On sait déjà que ce leurre, facile à dévoiler au regard de la recherche, n’aura d’autre résultat que de conforter les inégalités scolaires qui participent de la reproduction des inégalités sociales. La meilleure preuve est celle des effets de la politique de Blanquer quand il était DGESCO sous le mandat Sarkozy : les mêmes méthodes avaient été préconisées dès 2005 puis institutionnalisées avec les programmes de 2008. Les résultats sont irréfutables : les évaluations internationales PIRLS 2016 mettent en évidence que les élèves scolarisés entre 2006 et 2015 (donc soumis aux préconisations de 2005 puis aux programmes de 2008) obtiennent des résultats en baisse en ce qui concerne les compétences en langue. Ce ne sont pas les questions de codage-décodage qui posent problème mais bien la compréhension fine des textes.

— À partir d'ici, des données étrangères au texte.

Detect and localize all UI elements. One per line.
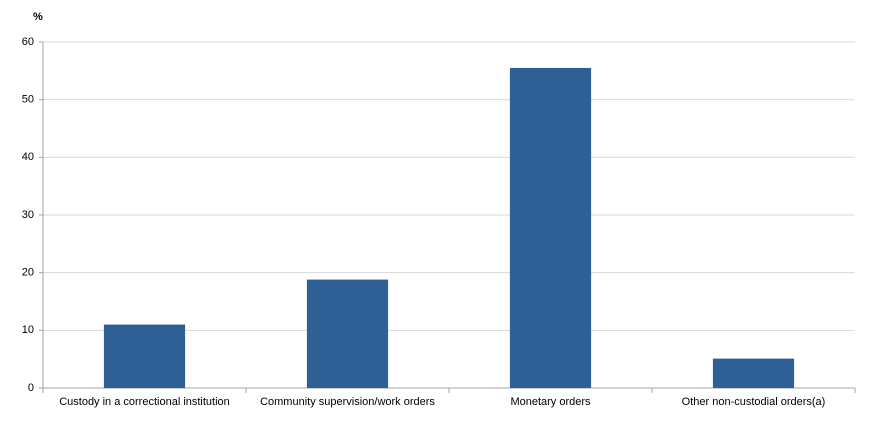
y-tick-label: 50 <box>22 94 34 106</box>
x-tick-label: Community supervision/work orders <box>260 396 435 408</box>
x-tick-label: Custody in a correctional institution <box>59 396 230 408</box>
bar <box>712 358 795 388</box>
y-tick-label: 10 <box>22 324 34 336</box>
x-tick-label: Other non-custodial orders(a) <box>682 396 826 408</box>
y-tick-label: 30 <box>22 209 34 221</box>
y-axis-label: % <box>33 11 43 23</box>
y-tick-label: 60 <box>22 36 34 48</box>
y-tick-label: 0 <box>28 382 34 394</box>
y-tick-label: 40 <box>22 151 34 163</box>
x-tick-label: Monetary orders <box>510 396 591 408</box>
bar <box>103 324 186 388</box>
y-tick-label: 20 <box>22 267 34 279</box>
bar <box>306 279 389 388</box>
bar <box>509 67 592 388</box>
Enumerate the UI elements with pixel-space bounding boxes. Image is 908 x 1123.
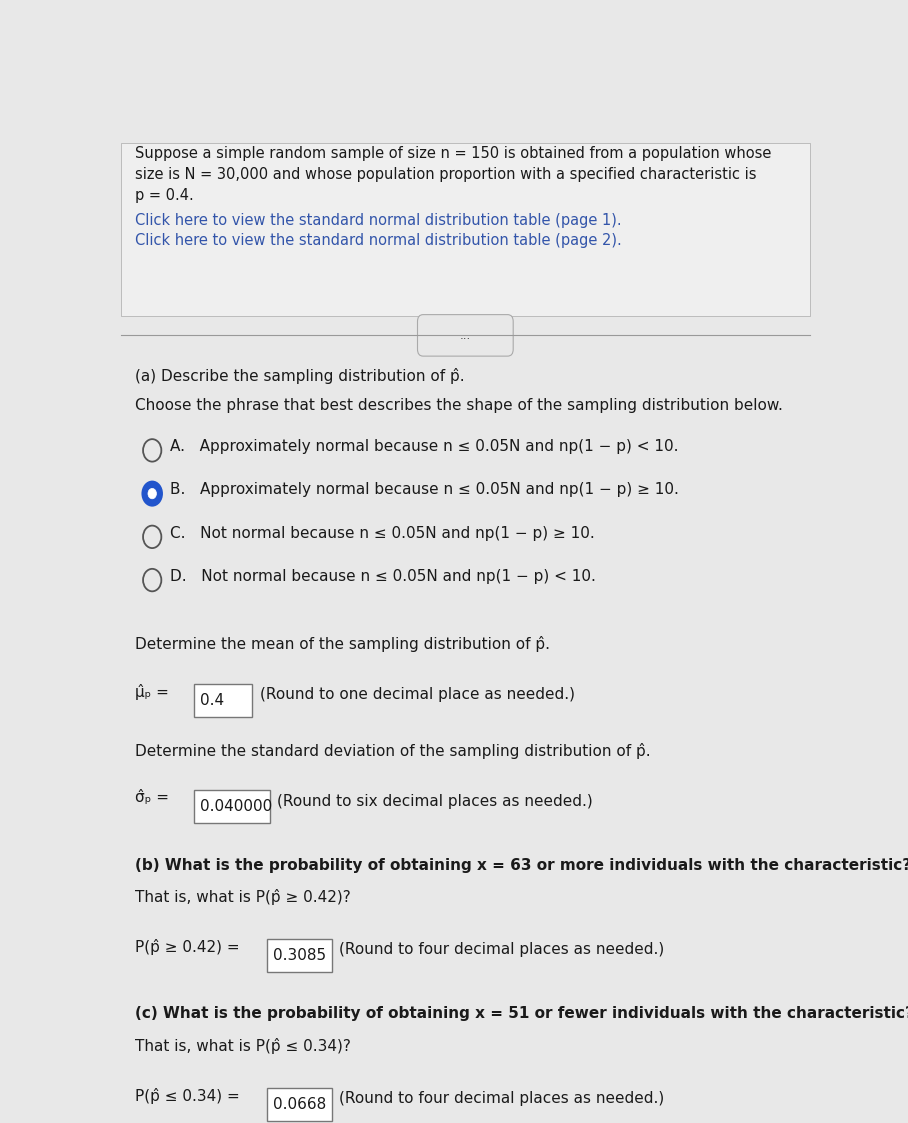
FancyBboxPatch shape [194,791,271,823]
Text: 0.040000: 0.040000 [200,800,272,814]
Circle shape [143,482,162,505]
Text: That is, what is P(p̂ ≤ 0.34)?: That is, what is P(p̂ ≤ 0.34)? [134,1038,350,1053]
FancyBboxPatch shape [121,144,810,317]
FancyBboxPatch shape [194,684,252,716]
Text: (c) What is the probability of obtaining x = 51 or fewer individuals with the ch: (c) What is the probability of obtaining… [134,1006,908,1022]
Text: Determine the mean of the sampling distribution of p̂.: Determine the mean of the sampling distr… [134,637,549,652]
Text: Choose the phrase that best describes the shape of the sampling distribution bel: Choose the phrase that best describes th… [134,398,783,412]
Text: size is N = 30,000 and whose population proportion with a specified characterist: size is N = 30,000 and whose population … [134,166,756,182]
Text: Click here to view the standard normal distribution table (page 1).: Click here to view the standard normal d… [134,212,621,228]
FancyBboxPatch shape [418,314,513,356]
Text: (b) What is the probability of obtaining x = 63 or more individuals with the cha: (b) What is the probability of obtaining… [134,858,908,873]
Text: 0.3085: 0.3085 [272,948,326,962]
Text: A.   Approximately normal because n ≤ 0.05N and np(1 − p) < 10.: A. Approximately normal because n ≤ 0.05… [170,439,678,454]
Text: (Round to four decimal places as needed.): (Round to four decimal places as needed.… [339,942,664,958]
Text: P(p̂ ≥ 0.42) =: P(p̂ ≥ 0.42) = [134,939,244,955]
Text: B.   Approximately normal because n ≤ 0.05N and np(1 − p) ≥ 10.: B. Approximately normal because n ≤ 0.05… [170,483,678,497]
Text: 0.0668: 0.0668 [272,1096,326,1112]
Text: P(p̂ ≤ 0.34) =: P(p̂ ≤ 0.34) = [134,1088,244,1104]
Text: μ̂ₚ =: μ̂ₚ = [134,684,173,700]
Circle shape [148,489,156,499]
Text: That is, what is P(p̂ ≥ 0.42)?: That is, what is P(p̂ ≥ 0.42)? [134,888,350,905]
Text: (Round to one decimal place as needed.): (Round to one decimal place as needed.) [260,687,575,702]
Text: Suppose a simple random sample of size n = 150 is obtained from a population who: Suppose a simple random sample of size n… [134,146,771,161]
FancyBboxPatch shape [267,1088,331,1121]
Text: C.   Not normal because n ≤ 0.05N and np(1 − p) ≥ 10.: C. Not normal because n ≤ 0.05N and np(1… [170,526,595,540]
Text: Determine the standard deviation of the sampling distribution of p̂.: Determine the standard deviation of the … [134,742,650,759]
Text: 0.4: 0.4 [200,693,224,707]
Text: (Round to four decimal places as needed.): (Round to four decimal places as needed.… [339,1092,664,1106]
Text: ...: ... [459,329,471,341]
FancyBboxPatch shape [267,939,331,971]
Text: Click here to view the standard normal distribution table (page 2).: Click here to view the standard normal d… [134,234,621,248]
Text: (Round to six decimal places as needed.): (Round to six decimal places as needed.) [278,794,593,809]
Text: D.   Not normal because n ≤ 0.05N and np(1 − p) < 10.: D. Not normal because n ≤ 0.05N and np(1… [170,569,596,584]
Text: (a) Describe the sampling distribution of p̂.: (a) Describe the sampling distribution o… [134,368,464,384]
Text: p = 0.4.: p = 0.4. [134,188,193,202]
Text: σ̂ₚ =: σ̂ₚ = [134,791,173,805]
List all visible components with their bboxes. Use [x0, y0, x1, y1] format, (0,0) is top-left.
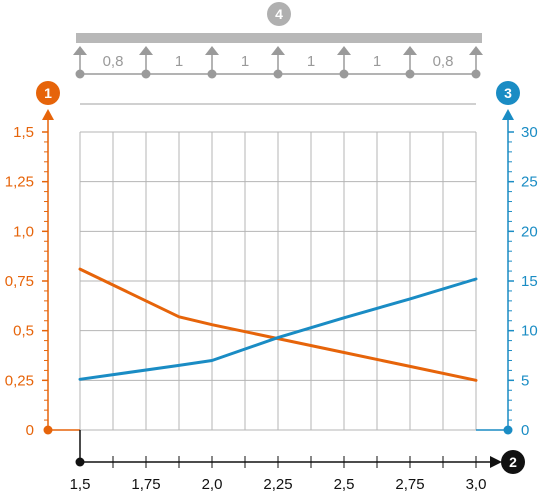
bottom-tick-label: 2,5 — [334, 476, 355, 492]
beam-diagram: 0,8 1 1 1 1 0,8 — [73, 33, 483, 79]
left-tick-label: 0,25 — [5, 372, 34, 389]
axes: 0 0,25 0,5 0,75 1,0 1,25 1,5 0 5 10 15 20 25 30 1,5 1,7… — [5, 109, 538, 492]
badges: 4 1 3 2 — [36, 2, 525, 474]
right-tick-label: 10 — [521, 323, 538, 340]
right-tick-label: 0 — [521, 422, 529, 439]
support-triangle-icon — [337, 46, 351, 55]
bottom-tick-label: 3,0 — [466, 476, 487, 492]
left-tick-label: 1,25 — [5, 174, 34, 191]
span-label: 0,8 — [103, 53, 124, 70]
bottom-tick-label: 1,75 — [131, 476, 160, 492]
right-axis-origin-icon — [503, 425, 513, 435]
right-tick-label: 30 — [521, 124, 538, 141]
beam-bar — [76, 33, 482, 43]
bottom-tick-label: 2,0 — [202, 476, 223, 492]
support-triangle-icon — [403, 46, 417, 55]
span-label: 0,8 — [433, 53, 454, 70]
left-axis-badge-icon — [36, 81, 60, 105]
left-tick-label: 0,5 — [13, 323, 34, 340]
right-axis-badge-icon — [496, 81, 520, 105]
grid — [79, 103, 477, 431]
bottom-tick-label: 1,5 — [70, 476, 91, 492]
bottom-axis-arrow-icon — [490, 456, 502, 468]
support-triangle-icon — [73, 46, 87, 55]
right-tick-label: 15 — [521, 273, 538, 290]
span-label: 1 — [307, 53, 315, 70]
span-label: 1 — [373, 53, 381, 70]
beam-badge-icon — [267, 2, 291, 26]
bottom-axis-badge-label: 2 — [509, 454, 517, 470]
support-triangle-icon — [271, 46, 285, 55]
span-label: 1 — [175, 53, 183, 70]
bottom-axis-badge-icon — [501, 450, 525, 474]
right-axis-badge-label: 3 — [504, 85, 512, 101]
bottom-tick-label: 2,25 — [263, 476, 292, 492]
bottom-tick-label: 2,75 — [395, 476, 424, 492]
left-axis-arrow-icon — [42, 109, 54, 120]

Alors ? Incompétent ce Blanquer ? Attaché aux valeurs du passé, blouse grise et encre violette ? Ce serait trop simple. N’allons pas imaginer que l’école soit en dehors des problématiques sociales et politiques du moment, qu’elle fonctionne hors de tout contexte et que ceux qui gouvernent le monde acceptent de se priver de ce levier que chacun s’accorde à qualifier de déterminant pour l’avenir. La poussée du libéralisme contre laquelle tente de s’organiser le mouvement social n’épargne pas l’école. Quand on vise l’employabilité plutôt que l’émancipation des individus, on privilégie le codage-décodage plutôt que la lecture et la recherche de sens. Quand on vise toujours plus de profits pour les actionnaires, on sait que les accidents du travail ont un coût très important pour les entreprises et qu’ils sont en majorité dus au non-respect des consignes de sécurité par des salariés ne maitrisant pas la lecture de messages courts. Et quand on veut des premiers de cordées et des suiveurs, on prolétarise le métier d’enseignant-e pour l’assujettir aux injonctions ministérielles. Cherchez le premier de cordée… Et on n’a pas intérêt à démocratiser l’école… même si on a tout à gagner à en donner l’illusion !

C’est bien parce que l’école est un instrument puissant du politique que les réformes en matière d’éducation en disent long sur la société qu’on entend nous préparer. Mais c’est aussi pour cette raison que l’école se doit d’être présente dans le débat public, que les enjeux qui lui sont liés soient explicités, que les fausses bonnes idées soient déconstruites… Changer l’école pour changer la société, nous sommes tous d’accord pour le penser. Mais quelle école pour quelle société ? Leur école n’est pas la nôtre car la société qu’elle nous prépare n’est pas celle que nous voulons construire.

Comme les cheminots et les cheminotes, les infirmières et les infirmiers, les personnels de EHPAD ou de la poste, les enseignants et enseignantes sont légitimes pour faire connaitre les conséquences des réformes en cours dans leur secteur professionnel, aussi bien sur l’avenir des personnels que pour les usagers et usagères et pour la société toute entière.

Nous aurons l’occasion dès les mobilisations de mai de faire en sorte que la caporalisation déjà à l’œuvre soit dénoncée mais nous devrons surtout établir un plan de communication et d’actions dès la rentrée pour contrecarrer le projet gouvernemental pour l’éducation. S’ériger contre les apprentissages par entrainement, répétition, évaluation, contre la concurrence et la sélection pour une véritable démocratisation de l’école et de la société.